Decrease of deep sternal surgical site infection rates after cardiac surgery by a comprehensive infection control

Karolin Graf1, Dorit Sohr, Axel Haverich

  • 1Institute of Medical Microbiology and Hospital Epidemiology, Hannover Medical School, D-30625 Hannover, Germany. Graf.Karolin@MH-Hannover.DE

Interactive Cardiovascular and Thoracic Surgery
|May 7, 2009
PubMed
Summary
This summary is machine-generated.

Implementing a bundle of infection control measures significantly reduced deep sternal surgical site infections (DSSI) in cardiac surgery patients.

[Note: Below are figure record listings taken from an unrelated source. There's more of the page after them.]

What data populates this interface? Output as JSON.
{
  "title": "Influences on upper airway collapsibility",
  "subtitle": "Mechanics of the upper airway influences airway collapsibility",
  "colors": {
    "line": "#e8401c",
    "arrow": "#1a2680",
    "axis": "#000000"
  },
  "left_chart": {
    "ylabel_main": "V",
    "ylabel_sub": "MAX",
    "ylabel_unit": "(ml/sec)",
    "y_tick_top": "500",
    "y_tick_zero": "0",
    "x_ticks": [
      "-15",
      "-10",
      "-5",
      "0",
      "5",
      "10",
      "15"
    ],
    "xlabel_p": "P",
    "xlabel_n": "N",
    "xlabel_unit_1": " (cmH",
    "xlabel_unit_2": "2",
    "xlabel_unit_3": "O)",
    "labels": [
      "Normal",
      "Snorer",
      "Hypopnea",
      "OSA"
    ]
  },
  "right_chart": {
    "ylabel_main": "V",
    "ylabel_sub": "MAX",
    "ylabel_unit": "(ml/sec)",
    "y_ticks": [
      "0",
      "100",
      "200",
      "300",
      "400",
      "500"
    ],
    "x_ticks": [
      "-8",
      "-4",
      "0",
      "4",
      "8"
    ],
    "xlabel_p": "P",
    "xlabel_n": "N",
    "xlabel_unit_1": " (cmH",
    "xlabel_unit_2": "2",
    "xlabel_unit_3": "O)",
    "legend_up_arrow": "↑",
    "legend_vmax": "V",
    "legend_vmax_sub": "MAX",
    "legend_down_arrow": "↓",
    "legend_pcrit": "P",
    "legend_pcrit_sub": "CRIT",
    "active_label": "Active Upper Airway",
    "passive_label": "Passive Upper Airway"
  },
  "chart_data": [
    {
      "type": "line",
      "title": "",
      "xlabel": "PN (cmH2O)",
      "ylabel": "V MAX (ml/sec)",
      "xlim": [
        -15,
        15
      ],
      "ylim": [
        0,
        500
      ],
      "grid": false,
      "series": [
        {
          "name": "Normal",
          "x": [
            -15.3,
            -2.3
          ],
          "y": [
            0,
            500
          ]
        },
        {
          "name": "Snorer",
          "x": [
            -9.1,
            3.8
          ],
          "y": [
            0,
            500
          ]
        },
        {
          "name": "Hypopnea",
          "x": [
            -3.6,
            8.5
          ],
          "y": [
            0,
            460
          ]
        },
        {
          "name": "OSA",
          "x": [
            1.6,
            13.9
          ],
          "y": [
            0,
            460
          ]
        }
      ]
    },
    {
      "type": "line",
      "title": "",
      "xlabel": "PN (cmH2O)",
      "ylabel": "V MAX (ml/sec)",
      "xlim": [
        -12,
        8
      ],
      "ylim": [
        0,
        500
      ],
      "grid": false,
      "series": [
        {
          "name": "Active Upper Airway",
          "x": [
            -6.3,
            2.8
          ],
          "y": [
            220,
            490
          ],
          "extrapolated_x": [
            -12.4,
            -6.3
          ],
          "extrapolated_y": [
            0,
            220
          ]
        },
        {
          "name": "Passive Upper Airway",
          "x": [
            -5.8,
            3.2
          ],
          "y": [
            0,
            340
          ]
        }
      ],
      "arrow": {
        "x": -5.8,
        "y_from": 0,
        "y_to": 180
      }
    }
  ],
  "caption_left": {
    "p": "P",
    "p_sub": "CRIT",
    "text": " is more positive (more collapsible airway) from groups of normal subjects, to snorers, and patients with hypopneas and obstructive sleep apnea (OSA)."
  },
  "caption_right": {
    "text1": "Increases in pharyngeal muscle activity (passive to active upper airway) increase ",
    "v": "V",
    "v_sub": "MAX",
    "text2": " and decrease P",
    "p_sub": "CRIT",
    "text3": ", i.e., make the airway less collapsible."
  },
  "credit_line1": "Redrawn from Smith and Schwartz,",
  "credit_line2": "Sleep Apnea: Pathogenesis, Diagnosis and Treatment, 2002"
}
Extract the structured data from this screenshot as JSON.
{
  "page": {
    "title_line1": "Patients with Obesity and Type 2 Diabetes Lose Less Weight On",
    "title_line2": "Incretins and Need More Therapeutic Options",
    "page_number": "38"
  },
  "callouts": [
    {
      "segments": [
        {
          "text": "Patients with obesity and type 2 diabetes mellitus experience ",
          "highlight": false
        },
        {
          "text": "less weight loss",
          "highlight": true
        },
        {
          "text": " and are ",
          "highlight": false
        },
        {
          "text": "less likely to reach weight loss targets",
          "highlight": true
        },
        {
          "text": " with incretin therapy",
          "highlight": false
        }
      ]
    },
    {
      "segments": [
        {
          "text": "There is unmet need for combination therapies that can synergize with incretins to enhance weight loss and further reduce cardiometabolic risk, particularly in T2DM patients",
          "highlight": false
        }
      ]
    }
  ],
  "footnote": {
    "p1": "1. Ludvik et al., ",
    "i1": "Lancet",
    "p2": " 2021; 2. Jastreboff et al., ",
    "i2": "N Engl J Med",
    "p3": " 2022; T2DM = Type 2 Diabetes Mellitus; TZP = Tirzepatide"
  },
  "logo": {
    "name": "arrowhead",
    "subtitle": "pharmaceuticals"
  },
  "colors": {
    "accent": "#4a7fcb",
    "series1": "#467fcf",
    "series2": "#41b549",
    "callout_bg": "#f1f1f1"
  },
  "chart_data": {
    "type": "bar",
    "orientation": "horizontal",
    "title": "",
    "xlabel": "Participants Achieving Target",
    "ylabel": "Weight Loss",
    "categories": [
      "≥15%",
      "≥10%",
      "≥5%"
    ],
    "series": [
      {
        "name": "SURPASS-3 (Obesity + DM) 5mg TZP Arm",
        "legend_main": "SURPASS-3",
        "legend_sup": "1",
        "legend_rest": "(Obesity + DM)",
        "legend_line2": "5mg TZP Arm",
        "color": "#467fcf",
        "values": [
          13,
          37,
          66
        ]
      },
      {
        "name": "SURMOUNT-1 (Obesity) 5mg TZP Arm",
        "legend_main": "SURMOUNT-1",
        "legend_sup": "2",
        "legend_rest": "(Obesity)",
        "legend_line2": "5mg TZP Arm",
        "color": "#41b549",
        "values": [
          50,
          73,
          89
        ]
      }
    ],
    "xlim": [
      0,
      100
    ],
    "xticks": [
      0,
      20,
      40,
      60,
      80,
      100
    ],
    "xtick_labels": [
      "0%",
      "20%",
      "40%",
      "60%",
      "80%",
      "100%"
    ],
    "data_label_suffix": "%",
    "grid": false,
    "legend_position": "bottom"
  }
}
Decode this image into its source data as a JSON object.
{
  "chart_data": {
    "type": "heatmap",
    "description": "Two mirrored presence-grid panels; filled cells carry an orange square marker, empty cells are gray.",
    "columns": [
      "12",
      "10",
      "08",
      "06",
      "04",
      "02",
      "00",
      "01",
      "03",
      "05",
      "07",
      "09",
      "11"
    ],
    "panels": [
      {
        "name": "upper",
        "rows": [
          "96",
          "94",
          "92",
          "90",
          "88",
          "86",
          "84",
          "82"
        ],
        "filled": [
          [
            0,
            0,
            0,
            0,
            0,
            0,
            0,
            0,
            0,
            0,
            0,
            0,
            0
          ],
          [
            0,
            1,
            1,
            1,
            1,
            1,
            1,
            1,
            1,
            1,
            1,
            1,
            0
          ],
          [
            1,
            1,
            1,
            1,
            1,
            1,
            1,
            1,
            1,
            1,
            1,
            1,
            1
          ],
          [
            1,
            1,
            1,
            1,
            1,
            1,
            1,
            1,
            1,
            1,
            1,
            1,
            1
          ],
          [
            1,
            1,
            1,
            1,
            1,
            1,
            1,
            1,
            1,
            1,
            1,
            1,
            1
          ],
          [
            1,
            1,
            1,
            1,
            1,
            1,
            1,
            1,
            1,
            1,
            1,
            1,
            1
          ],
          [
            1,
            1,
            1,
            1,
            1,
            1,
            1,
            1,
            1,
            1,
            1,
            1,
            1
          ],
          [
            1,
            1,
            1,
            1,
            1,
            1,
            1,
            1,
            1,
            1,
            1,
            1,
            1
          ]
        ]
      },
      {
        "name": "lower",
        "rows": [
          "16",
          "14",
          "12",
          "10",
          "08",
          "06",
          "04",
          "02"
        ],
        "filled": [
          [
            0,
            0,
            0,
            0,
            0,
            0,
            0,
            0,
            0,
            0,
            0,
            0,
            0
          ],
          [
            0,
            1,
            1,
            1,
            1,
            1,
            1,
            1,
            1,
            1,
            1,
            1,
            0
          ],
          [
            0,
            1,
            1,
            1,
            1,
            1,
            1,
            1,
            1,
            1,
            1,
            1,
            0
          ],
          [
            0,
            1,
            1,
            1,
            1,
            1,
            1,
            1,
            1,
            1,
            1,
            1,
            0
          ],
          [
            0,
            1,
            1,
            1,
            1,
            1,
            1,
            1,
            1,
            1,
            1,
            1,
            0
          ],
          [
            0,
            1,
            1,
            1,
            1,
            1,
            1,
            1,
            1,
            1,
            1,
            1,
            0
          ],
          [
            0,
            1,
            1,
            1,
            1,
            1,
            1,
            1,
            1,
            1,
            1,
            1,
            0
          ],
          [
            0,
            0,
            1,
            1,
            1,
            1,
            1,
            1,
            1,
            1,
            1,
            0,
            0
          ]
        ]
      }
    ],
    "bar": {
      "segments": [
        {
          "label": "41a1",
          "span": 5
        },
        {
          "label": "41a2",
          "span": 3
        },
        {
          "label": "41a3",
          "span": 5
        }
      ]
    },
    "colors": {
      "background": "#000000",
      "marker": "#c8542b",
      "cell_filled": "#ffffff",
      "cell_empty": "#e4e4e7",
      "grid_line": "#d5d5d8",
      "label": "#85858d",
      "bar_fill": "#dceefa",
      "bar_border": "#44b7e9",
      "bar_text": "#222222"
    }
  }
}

Key risk factors included advanced age and diabetes, while preoperative antibiotics and early extubation were protective.

Related Experiment Videos

Area of Science:

  • Infection Control
  • Surgical Outcomes
  • Public Health

Background:

  • Deep sternal surgical site infections (DSSI) pose a significant risk following cardiac surgery.
  • An increasing incidence of DSSI necessitated the implementation of enhanced infection control protocols.

Purpose of the Study:

  • To evaluate the effectiveness of a comprehensive, interdisciplinary infection control bundle in reducing DSSI rates.
  • To identify independent risk factors and protective factors associated with DSSI in cardiac surgery patients.

Main Methods:

  • A case-control study involving 120 patients each for cases and controls was conducted.
  • Multivariate analysis was used to identify significant risk and protective factors.
  • Key interventions included MRSA screening, decolonization, hair clipping, enhanced antibiotic stewardship, and wound care modifications.

Main Results:

  • The incidence of DSSI significantly decreased from 3.61% to 1.83% after implementing the infection control bundle.
  • Independent risk factors for DSSI were identified as age >68 years, diabetes mellitus, and intra-operative hyperglycemia (>8 mmol/l).
  • Preoperative antibiotic prophylaxis and extubation on the day of surgery were found to be protective factors.

Conclusions:

  • A multidisciplinary approach and strict adherence to infection control measures are crucial for reducing DSSI rates.
  • Awareness of patient-specific risk factors (age, diabetes, glucose control) and protective measures (antibiotics, early extubation) can optimize surgical outcomes.
  • Continuous surveillance of DSSI rates and risk factor analysis are recommended for cardiac surgical teams.